Slavery: Encyclopedia - Slavery

So, 70 years is no stretch.


The average slave lifespan is in fact 121 if the ages in the bible are literal. But Moses uses the same word 'our' for all generations and for the 70 or 80 year lifespan. Whether there is a demarcation line or not, Moses is speaking about the same people and includes himself in both.
Nonsense. There were millions of them, what, you use four or five, that were exceptions?

it was before he delivered the people, and if he was a lot more eloquent at that time than he claimed, and if he was talking about the reduced life expectancy of slaves rather than the normal life expectancy of all generations as he said, even though there is no reference to slavery, and if he was only being metaphorical when he included himself in the life expectancy, and if you assume the slaves' life expectancy actually was 70 or 80 years, and if you ignore the slave's life spans given in the bible, then what you end up is an interpretation based on your own wishful thinking rather than scripture. I don't see how this helps you.

Show me this Moses was not eloquent until he died thing? I would say the toil bit in Ps 90 and other bits dovetail well with the slaves. There was no reference to belly buttons either, but all were slaves, almost, and all had belly buttons. The only slave life span in the bible I am aware of, is this 70 to 80 years.

There were two points. While there are plenty of examples of a person identifying themself with people's sin, we don't have any example of identify with people's age or lifespan. Moses had a lifespan of 120 his father lived to 137, but he said he shared 'our' life span of 70 or 80.

The life span was just mentioned in passing, as part of their condition. We know Moses identified himself with the people.

" 9 And Moses said, We will go with our young and with our old, with our sons and with our daughters, with our flocks and with our herds will we go; for we must hold a feast unto the LORD.




Secondly, even if it were true, this is a still Moses metaphorically ascribing a lifespan to himself. you are trying to argue against metaphorical lifespans in the bible by taking Moses' lifespan of 70 or 80 metaphorically.
No, no more than he was ascribing a himself to be a child when he referred to the people as our, in the verse above. Also, if he did write ot early on, he would not know his life span.

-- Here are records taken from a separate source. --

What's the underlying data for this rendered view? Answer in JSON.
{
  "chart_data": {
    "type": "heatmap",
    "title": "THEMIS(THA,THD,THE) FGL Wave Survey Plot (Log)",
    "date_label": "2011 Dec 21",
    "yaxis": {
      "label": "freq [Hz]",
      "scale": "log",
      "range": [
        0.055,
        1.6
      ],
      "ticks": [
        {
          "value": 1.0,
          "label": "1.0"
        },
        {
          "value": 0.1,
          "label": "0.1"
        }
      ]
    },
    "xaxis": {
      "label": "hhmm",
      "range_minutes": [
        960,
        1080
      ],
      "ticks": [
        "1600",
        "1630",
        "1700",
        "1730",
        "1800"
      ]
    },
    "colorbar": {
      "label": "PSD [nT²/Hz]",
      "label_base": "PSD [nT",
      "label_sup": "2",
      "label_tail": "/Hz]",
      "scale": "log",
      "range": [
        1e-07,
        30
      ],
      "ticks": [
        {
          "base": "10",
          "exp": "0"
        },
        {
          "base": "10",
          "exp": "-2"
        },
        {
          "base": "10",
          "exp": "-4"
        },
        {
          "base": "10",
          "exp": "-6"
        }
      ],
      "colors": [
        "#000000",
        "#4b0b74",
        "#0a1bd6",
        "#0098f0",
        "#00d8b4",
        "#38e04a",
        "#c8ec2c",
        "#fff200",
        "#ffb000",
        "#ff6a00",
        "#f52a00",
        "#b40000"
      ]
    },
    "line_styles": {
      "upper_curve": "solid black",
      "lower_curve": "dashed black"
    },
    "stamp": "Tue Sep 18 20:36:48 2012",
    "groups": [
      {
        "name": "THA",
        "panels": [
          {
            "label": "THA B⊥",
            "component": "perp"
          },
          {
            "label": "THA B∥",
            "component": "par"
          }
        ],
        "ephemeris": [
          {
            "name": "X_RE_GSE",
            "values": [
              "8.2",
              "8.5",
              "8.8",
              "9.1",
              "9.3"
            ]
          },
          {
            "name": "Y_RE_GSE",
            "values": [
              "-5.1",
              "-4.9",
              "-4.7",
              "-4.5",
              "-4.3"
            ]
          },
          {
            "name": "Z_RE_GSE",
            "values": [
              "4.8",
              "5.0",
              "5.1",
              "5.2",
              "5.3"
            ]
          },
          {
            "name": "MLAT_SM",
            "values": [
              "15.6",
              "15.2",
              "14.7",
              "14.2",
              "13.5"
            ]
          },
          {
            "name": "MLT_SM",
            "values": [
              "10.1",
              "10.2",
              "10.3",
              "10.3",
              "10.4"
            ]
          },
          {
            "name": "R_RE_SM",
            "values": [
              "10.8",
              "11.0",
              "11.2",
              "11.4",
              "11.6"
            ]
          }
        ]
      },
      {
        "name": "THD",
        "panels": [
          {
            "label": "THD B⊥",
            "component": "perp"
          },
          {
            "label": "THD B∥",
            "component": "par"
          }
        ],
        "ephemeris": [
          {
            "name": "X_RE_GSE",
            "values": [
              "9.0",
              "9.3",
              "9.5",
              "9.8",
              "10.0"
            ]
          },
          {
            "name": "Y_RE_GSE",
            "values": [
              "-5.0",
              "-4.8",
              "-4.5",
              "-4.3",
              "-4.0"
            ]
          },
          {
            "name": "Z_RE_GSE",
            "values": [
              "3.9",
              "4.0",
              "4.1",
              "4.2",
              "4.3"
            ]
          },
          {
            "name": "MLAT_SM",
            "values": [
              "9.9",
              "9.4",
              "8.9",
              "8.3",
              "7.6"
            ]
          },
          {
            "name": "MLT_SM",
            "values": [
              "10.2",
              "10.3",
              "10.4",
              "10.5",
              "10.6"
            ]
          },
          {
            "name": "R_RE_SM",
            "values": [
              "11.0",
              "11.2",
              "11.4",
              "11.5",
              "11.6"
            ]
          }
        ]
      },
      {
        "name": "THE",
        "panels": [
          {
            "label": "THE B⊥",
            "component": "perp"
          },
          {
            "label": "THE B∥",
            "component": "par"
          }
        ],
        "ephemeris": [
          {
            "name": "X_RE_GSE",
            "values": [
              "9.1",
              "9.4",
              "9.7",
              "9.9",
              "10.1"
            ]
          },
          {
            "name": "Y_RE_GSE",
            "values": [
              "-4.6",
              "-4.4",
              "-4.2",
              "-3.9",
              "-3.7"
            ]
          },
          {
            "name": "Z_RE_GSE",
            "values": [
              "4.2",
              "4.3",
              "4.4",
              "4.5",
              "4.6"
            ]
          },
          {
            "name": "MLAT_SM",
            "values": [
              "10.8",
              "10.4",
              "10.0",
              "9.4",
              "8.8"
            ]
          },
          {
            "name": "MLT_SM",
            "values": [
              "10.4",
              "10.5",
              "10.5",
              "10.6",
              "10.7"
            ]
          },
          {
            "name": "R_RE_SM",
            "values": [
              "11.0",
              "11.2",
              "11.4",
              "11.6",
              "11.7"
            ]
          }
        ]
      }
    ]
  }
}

He was a Hebrew like they were, kept flocks like they did, he was a descendant of Abraham sharing the promise of faith as they did. Moses certainly shared all the things he spoke of in the psalm with the ones he called 'we' and 'our'. They were all sons of Adam, whose shared mortality Moses specifically mentions in the psalm, he considered them servants of God as he was, he shared God as his refuge with the people he is talking about too, he claimed to share the same 70 or 80 year lifespan.

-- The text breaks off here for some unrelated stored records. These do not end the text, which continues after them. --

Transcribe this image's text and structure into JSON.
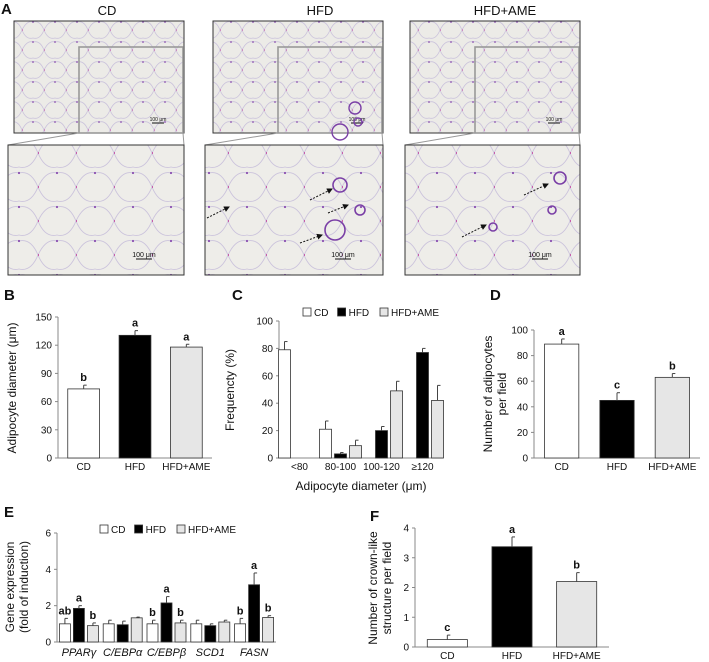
{
  "panel_labels": [
    "A",
    "B",
    "C",
    "D",
    "E",
    "F"
  ],
  "histology": {
    "columns": [
      "CD",
      "HFD",
      "HFD+AME"
    ],
    "scale_bar_label": "100 μm",
    "colors": {
      "background": "#ecebe7",
      "membrane": "#c8c0da",
      "stain": "#8a4fb0",
      "nuclei": "#c2389a",
      "frame": "#333333",
      "inset": "#999999"
    }
  },
  "colors": {
    "CD": "#ffffff",
    "HFD": "#000000",
    "HFD+AME": "#e6e6e6",
    "axis": "#888888"
  },
  "chart_data": [
    {
      "id": "B",
      "type": "bar",
      "title": "",
      "xlabel": "",
      "ylabel": "Adipocyte diameter (μm)",
      "ylim": [
        0,
        150
      ],
      "yticks": [
        "0",
        "30",
        "60",
        "90",
        "120",
        "150"
      ],
      "categories": [
        "CD",
        "HFD",
        "HFD+AME"
      ],
      "values": [
        73.5,
        130.5,
        118
      ],
      "errors": [
        4,
        5,
        3
      ],
      "letters": [
        "b",
        "a",
        "a"
      ]
    },
    {
      "id": "C",
      "type": "bar",
      "title": "",
      "xlabel": "Adipocyte diameter (μm)",
      "ylabel": "Frequencty (%)",
      "ylim": [
        0,
        100
      ],
      "yticks": [
        "0",
        "20",
        "40",
        "60",
        "80",
        "100"
      ],
      "categories": [
        "<80",
        "80-100",
        "100-120",
        "≥120"
      ],
      "legend": {
        "placement": "top",
        "entries": [
          "CD",
          "HFD",
          "HFD+AME"
        ]
      },
      "series": [
        {
          "name": "CD",
          "values": [
            79,
            21,
            0,
            0
          ],
          "errors": [
            6,
            6,
            0,
            0
          ]
        },
        {
          "name": "HFD",
          "values": [
            0,
            3,
            20,
            77
          ],
          "errors": [
            0,
            1,
            3,
            3
          ]
        },
        {
          "name": "HFD+AME",
          "values": [
            0,
            9,
            49,
            42
          ],
          "errors": [
            0,
            4,
            7,
            11
          ]
        }
      ]
    },
    {
      "id": "D",
      "type": "bar",
      "title": "",
      "xlabel": "",
      "ylabel": "Number of adipocytes per field",
      "ylabel_lines": [
        "Number of adipocytes",
        "per field"
      ],
      "ylim": [
        0,
        100
      ],
      "yticks": [
        "0",
        "20",
        "40",
        "60",
        "80",
        "100"
      ],
      "categories": [
        "CD",
        "HFD",
        "HFD+AME"
      ],
      "values": [
        89,
        45,
        63
      ],
      "errors": [
        4,
        6,
        3
      ],
      "letters": [
        "a",
        "c",
        "b"
      ]
    },
    {
      "id": "E",
      "type": "bar",
      "title": "",
      "xlabel": "",
      "ylabel": "Gene expression (fold of induction)",
      "ylabel_lines": [
        "Gene expression",
        "(fold of induction)"
      ],
      "ylim": [
        0,
        6
      ],
      "yticks": [
        "0",
        "2",
        "4",
        "6"
      ],
      "categories": [
        "PPARγ",
        "C/EBPα",
        "C/EBPβ",
        "SCD1",
        "FASN"
      ],
      "legend": {
        "placement": "top",
        "entries": [
          "CD",
          "HFD",
          "HFD+AME"
        ]
      },
      "series": [
        {
          "name": "CD",
          "values": [
            1.0,
            1.0,
            1.0,
            1.0,
            1.0
          ],
          "errors": [
            0.3,
            0.2,
            0.2,
            0.2,
            0.3
          ],
          "letters": [
            "ab",
            "",
            "b",
            "",
            "b"
          ]
        },
        {
          "name": "HFD",
          "values": [
            1.85,
            0.95,
            2.15,
            0.9,
            3.15
          ],
          "errors": [
            0.15,
            0.2,
            0.35,
            0.1,
            0.65
          ],
          "letters": [
            "a",
            "",
            "a",
            "",
            "a"
          ]
        },
        {
          "name": "HFD+AME",
          "values": [
            0.9,
            1.33,
            1.05,
            1.1,
            1.35
          ],
          "errors": [
            0.15,
            0.04,
            0.15,
            0.1,
            0.1
          ],
          "letters": [
            "b",
            "",
            "b",
            "",
            "b"
          ]
        }
      ]
    },
    {
      "id": "F",
      "type": "bar",
      "title": "",
      "xlabel": "",
      "ylabel": "Number of crown-like structure per field",
      "ylabel_lines": [
        "Number of crown-like",
        "structure per field"
      ],
      "ylim": [
        0,
        4
      ],
      "yticks": [
        "0",
        "1",
        "2",
        "3",
        "4"
      ],
      "categories": [
        "CD",
        "HFD",
        "HFD+AME"
      ],
      "values": [
        0.25,
        3.37,
        2.2
      ],
      "errors": [
        0.15,
        0.33,
        0.3
      ],
      "letters": [
        "c",
        "a",
        "b"
      ]
    }
  ]
}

Impossible. We already have the life spans of Abraham and others recorded. To try to dismiss them is to disbelieve them. There is no need to have the shorter life spans of the enslaved people of Moses mean anything other than that. It is unreasonable. It opposes the rest of the bible. And it is entirely speculation.

You tried but not terribly successfully. If someone talks about 'we' and then 'them' and back to 'we' again does that mean he has changed the 'we' he is talking about?

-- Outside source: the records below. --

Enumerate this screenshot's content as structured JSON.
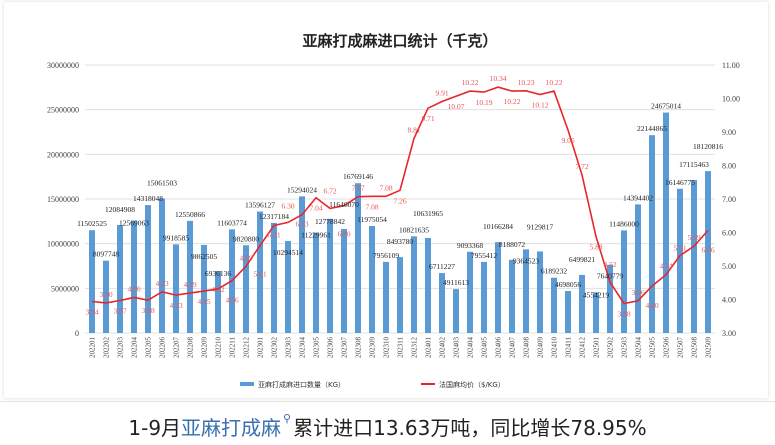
{
  "chart_data": {
    "type": "bar+line",
    "title": "亚麻打成麻进口统计（千克）",
    "categories": [
      "202201",
      "202202",
      "202203",
      "202204",
      "202205",
      "202206",
      "202207",
      "202208",
      "202209",
      "202210",
      "202211",
      "202212",
      "202301",
      "202302",
      "202303",
      "202304",
      "202305",
      "202306",
      "202307",
      "202308",
      "202309",
      "202310",
      "202311",
      "202312",
      "202401",
      "202402",
      "202403",
      "202404",
      "202405",
      "202406",
      "202407",
      "202408",
      "202409",
      "202410",
      "202411",
      "202412",
      "202501",
      "202502",
      "202503",
      "202504",
      "202505",
      "202506",
      "202507",
      "202508",
      "202509"
    ],
    "series": [
      {
        "name": "亚麻打成麻进口数量（KG）",
        "type": "bar",
        "axis": "left",
        "color": "#5b9bd5",
        "values": [
          11502525,
          8097748,
          12084908,
          12569063,
          14318048,
          15061503,
          9918585,
          12550866,
          9862505,
          6936136,
          11603774,
          9820800,
          13596127,
          12317184,
          10294514,
          15294024,
          11229961,
          12778842,
          11646070,
          16769146,
          11975054,
          7956109,
          8493780,
          10821635,
          10631965,
          6711227,
          4911613,
          9093368,
          7955412,
          10166284,
          8188072,
          9364523,
          9129817,
          6189232,
          4698056,
          6499821,
          4554219,
          7640779,
          11486000,
          14394402,
          22144865,
          24675014,
          16146775,
          17115463,
          18120816
        ]
      },
      {
        "name": "法国麻均价（$/KG）",
        "type": "line",
        "axis": "right",
        "color": "#e8262a",
        "values": [
          3.94,
          3.9,
          3.97,
          4.06,
          3.98,
          4.23,
          4.13,
          4.19,
          4.25,
          4.32,
          4.56,
          4.99,
          5.61,
          6.21,
          6.3,
          6.53,
          7.04,
          6.72,
          6.8,
          7.07,
          7.08,
          7.08,
          7.26,
          8.81,
          9.71,
          9.91,
          10.07,
          10.22,
          10.19,
          10.34,
          10.22,
          10.23,
          10.12,
          10.22,
          9.06,
          7.72,
          5.88,
          4.52,
          3.88,
          3.96,
          4.4,
          4.74,
          5.31,
          5.59,
          6.06
        ]
      }
    ],
    "ylim_left": [
      0,
      30000000
    ],
    "yticks_left": [
      "0",
      "5000000",
      "10000000",
      "15000000",
      "20000000",
      "25000000",
      "30000000"
    ],
    "ylim_right": [
      3,
      11
    ],
    "yticks_right": [
      "3.00",
      "4.00",
      "5.00",
      "6.00",
      "7.00",
      "8.00",
      "9.00",
      "10.00",
      "11.00"
    ],
    "grid": true,
    "legend": "bottom"
  },
  "caption": {
    "prefix": "1-9月",
    "link": "亚麻打成麻",
    "suffix": "累计进口13.63万吨，同比增长78.95%"
  }
}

A lot depends on the focus and application of whom is being discussed. The them and we, and our of Ps 90, revolve around the slaves. Therfore, the years of our lives also must. They certainly do not revolve around the fathers, like Adam. Or even Abraham, etc.


Psalm 20:7 Some trust in chariots and some in horses, but we trust in the name of the LORD our God.
8
They collapse and fall, but we rise and stand upright.
Same 'we', even with a them in between.
The contrast there is believers, namely children of Abraham, against them, or the unbelievers. Nothing wrong with that.

So, now that you no longer have any excuse to disbelieve the life spans of the bible, will you persist, or consider looking at the bible in a new light?